By Bill Gertz
The Washington Times
December 22, 2007
Defense Secretary Robert M. Gates said yesterday that recent military incidents involving the U.S. and China indicate troubling signs of division between Beijing’s military and the nation’s communist political leaders.
China’s refusal to permit U.S. Navy ship visits to Hong Kong last month and a provocative anti-satellite weapon test in January are prompting U.S. intelligence agencies to worry that the Chinese military is not under the control of the civilian government in Beijing, according to other defense officials.
Mr. Gates voiced similar concerns yesterday when asked by a reporter whether China had explained why it barred the aircraft carrier Kitty Hawk and accompanying warships from making a Thanksgiving Day port call in Hong Kong.
“What has been interesting to me this year is that I think we have had two situations in which there appears to have been a disconnect within the Chinese government,” Mr. Gates said.
After the Chinese military’s successful January test of a missile against a weather-satellite target, China’s Foreign Ministry “didn’t seem to understand or know what had happened” and indicated “confusion” over the test, he said.
“We seem to have had a little bit of the same thing with the Kitty Hawk, where the military may have made a decision that was not communicated to the political side of the government,” Mr. Gates said. “Now, I don’t know that for a fact, but there’s just some hint of that.”
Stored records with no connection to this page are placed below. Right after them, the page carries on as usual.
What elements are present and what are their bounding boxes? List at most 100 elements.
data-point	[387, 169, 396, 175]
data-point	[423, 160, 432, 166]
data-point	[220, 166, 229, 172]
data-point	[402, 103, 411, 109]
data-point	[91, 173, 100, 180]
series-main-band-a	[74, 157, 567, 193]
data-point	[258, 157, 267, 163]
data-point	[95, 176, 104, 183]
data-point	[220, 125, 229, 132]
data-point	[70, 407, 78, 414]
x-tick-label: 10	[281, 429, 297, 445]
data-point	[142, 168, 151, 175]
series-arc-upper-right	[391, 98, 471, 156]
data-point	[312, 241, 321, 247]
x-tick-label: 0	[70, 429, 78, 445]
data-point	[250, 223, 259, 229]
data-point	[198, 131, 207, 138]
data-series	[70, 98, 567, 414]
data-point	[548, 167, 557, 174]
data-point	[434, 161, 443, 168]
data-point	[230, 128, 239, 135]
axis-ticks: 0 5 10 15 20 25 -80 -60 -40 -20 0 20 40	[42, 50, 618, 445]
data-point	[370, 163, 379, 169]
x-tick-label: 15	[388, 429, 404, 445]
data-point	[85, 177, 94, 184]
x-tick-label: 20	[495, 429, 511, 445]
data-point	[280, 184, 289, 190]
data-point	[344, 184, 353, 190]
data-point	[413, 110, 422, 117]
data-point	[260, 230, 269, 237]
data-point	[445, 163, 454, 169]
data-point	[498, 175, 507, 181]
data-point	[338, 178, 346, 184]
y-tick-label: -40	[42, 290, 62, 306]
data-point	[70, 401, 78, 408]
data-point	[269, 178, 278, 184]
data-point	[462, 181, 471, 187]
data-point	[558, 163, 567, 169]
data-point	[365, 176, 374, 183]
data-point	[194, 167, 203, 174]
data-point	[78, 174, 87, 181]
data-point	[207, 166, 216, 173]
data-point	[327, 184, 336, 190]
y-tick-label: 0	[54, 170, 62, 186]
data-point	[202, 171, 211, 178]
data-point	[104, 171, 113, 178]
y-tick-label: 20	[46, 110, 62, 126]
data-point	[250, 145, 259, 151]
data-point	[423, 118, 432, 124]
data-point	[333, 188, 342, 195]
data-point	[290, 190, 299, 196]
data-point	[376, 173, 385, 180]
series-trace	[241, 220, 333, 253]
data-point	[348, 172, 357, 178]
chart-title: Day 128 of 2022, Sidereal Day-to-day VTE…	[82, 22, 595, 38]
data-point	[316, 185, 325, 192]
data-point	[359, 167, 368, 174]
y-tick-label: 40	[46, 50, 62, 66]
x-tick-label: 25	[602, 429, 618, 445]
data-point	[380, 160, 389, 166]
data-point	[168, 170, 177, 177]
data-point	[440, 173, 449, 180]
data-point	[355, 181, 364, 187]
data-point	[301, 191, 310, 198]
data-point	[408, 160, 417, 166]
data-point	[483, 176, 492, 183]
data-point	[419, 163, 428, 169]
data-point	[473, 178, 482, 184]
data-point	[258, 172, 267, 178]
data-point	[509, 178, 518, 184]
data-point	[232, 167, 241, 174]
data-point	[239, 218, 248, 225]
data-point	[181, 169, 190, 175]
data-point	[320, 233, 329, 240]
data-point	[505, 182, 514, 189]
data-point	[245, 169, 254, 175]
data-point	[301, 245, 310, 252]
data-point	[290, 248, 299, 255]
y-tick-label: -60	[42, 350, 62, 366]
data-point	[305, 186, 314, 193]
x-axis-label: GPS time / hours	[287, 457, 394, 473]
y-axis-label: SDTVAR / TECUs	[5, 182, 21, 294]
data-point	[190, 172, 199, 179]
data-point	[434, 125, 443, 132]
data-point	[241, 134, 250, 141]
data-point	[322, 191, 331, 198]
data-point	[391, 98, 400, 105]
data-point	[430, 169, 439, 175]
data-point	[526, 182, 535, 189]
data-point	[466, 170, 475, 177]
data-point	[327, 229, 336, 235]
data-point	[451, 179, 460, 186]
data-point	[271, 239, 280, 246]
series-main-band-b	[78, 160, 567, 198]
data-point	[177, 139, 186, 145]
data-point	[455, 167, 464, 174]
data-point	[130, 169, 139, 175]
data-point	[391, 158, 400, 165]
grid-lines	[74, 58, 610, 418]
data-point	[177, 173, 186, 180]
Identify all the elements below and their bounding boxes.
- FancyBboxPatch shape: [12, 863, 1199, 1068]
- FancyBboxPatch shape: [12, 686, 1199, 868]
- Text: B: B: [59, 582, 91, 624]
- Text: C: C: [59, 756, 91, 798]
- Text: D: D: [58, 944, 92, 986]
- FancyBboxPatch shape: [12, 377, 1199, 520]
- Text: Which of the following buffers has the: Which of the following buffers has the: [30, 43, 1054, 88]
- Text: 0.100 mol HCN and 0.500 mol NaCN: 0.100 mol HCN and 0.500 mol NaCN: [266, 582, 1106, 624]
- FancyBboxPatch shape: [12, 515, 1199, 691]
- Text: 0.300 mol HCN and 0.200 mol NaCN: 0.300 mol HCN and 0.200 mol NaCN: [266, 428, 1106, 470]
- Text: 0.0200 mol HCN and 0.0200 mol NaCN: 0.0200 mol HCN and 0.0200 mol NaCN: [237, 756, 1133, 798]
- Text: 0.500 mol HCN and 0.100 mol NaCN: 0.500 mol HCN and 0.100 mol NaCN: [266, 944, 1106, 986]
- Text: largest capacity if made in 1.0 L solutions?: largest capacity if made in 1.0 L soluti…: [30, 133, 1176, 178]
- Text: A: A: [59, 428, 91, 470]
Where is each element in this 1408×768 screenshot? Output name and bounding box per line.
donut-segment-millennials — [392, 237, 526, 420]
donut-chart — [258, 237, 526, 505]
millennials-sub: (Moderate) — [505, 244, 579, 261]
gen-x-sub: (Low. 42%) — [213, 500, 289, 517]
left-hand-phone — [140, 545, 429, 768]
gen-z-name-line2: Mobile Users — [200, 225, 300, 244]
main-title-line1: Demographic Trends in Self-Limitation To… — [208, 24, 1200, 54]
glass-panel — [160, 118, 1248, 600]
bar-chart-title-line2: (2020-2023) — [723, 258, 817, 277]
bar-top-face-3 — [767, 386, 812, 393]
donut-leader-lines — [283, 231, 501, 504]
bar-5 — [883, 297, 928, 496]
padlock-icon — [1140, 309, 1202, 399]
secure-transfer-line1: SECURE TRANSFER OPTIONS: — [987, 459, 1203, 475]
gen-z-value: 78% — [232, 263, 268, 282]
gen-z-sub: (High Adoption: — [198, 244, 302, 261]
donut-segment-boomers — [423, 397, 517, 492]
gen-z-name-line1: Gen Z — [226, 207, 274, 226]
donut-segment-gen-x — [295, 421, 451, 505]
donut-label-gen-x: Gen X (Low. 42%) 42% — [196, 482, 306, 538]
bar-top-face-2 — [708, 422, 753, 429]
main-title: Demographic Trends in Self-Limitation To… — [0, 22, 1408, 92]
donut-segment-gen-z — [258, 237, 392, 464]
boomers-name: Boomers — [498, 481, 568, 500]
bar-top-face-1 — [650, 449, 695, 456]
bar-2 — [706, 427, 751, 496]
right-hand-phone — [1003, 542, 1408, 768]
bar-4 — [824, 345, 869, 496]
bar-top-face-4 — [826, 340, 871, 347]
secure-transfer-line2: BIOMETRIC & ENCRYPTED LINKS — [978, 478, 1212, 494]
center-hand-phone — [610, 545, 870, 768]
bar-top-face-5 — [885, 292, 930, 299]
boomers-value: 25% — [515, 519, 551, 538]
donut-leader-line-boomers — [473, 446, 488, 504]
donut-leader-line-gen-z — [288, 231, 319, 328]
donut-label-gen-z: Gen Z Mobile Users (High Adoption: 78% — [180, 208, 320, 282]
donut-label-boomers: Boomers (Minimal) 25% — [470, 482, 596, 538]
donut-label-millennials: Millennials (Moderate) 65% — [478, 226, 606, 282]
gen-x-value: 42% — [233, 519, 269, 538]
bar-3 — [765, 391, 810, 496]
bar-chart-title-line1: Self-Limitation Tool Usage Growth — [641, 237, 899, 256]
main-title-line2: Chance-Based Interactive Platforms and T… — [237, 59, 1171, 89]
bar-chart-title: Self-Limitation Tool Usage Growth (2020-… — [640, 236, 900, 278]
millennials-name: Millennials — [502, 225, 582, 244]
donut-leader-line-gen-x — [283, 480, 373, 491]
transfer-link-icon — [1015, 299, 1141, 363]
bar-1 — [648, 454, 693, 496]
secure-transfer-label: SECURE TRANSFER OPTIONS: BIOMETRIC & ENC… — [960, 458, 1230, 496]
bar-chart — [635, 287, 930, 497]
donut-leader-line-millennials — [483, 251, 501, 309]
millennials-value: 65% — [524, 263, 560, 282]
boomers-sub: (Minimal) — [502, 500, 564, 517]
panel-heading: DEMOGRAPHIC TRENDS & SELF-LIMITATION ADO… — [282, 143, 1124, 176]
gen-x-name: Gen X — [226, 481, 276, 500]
A senior defense official said that Chinese President Hu Jintao was familiar with China’s secret anti-satellite weapon program but may not have known about the Jan. 11 test, which contradicted China’s public position against the development and deployment of space weapons.
A senior U.S. military officer said there also were signs earlier this year that senior Chinese air force generals were not aware of the existence of the anti-satellite weapons program, which is thought to be a top-secret effort directed by the Communist Party’s Central Military Commission. It is led by Mr. Hu as chairman and has two senior Chinese generals as vice chairmen.
Intelligence officials are said to disagree over the analysis of a Chinese leadership split, with pro-China analysts citing a split as explaining hostile Chinese behavior as the result of differences between hawks and doves. A similar analysis during the Cold War sought to explain Soviet behavior, though post-Cold War analysis showed the appearance to be deliberate disinformation.
Still, worries over suspected divisions in China’s leadership are prompting concerns about the control over China’s nuclear arsenal, which is currently expanding in both quantity and quality, defense officials said. China’s military is deploying three new types of advanced, long-range nuclear missiles and a new class of ballistic-missile submarines.
Chinese military leaders so far have not agreed to U.S. government requests for talks on strategic nuclear weapons, despite a promise made by Mr. Hu to President Bush last year to send the commander of China’s nuclear forces to visit the United States and the military’s U.S. Strategic Command. China’s military leaders are said to fear that talks on nuclear forces with the U.S. will lead to disclosures of information that could be used against China in a conflict.
U.S. intelligence agencies know very little about the forces and command-and-control arrangements for China’s nuclear weapons, which are estimated to include about 20 long-range nuclear missiles and several hundred shorter-range, nuclear-capable missiles.
Mr. Gates said that China is continuing its military buildup but that he does not consider China “an enemy.”
“I think there are opportunities for continued cooperation in a number of areas,” he said. “I still think it’s important for us to develop the strategic dialogue with China where we sit down and talk about how we see the threat, how each of us perceives the threat and the purpose behind our modernization programs and so on.”
Richard Fisher, a specialist on the Chinese military, said Mr. Gates’ comments on a possible split among Chinese leader is a cause for concern and should be clarified.
“If such a split is real, then he should also explain if there is a danger of a [military] coup against the party,” said Mr. Fisher, vice president of the International Assessment and Strategy Center. “Such a coup could lead to a PLA-led war against Taiwan for ‘national unity,’ a war that could easily escalate into a nuclear exchange.”
Mr. Fisher said he knows of disturbing reports of tensions between the ruling Communist Party and the military over efforts by Mr. Hu to crack down on corruption in the military.
Marine Corps Gen. James E. Cartwright, vice chairman of the Joint Chiefs of Staff, who appeared with Mr. Gates, also said he wants to develop closer lines of communication with the Chinese military to avoid misunderstandings over issues like the Kitty Hawk, the anti-satellite test and Taiwan.
Asked about tensions between China and Taiwan over Taipei’s plan to hold a nationwide vote seeking United Nations membership under the name Taiwan, instead of the formal Republic of China, Mr. Gates said he is not worried “there will be a military reaction.”
Mr. Gates also called “specious” claims in the Chinese and U.S. press that the reason the Kitty Hawk was blocked from Hong Kong was Chinese anger that the defense secretary had not warned Chinese military leaders during his visit to China in October that the Pentagon was set to sell upgraded Patriot missile equipment to Taiwan.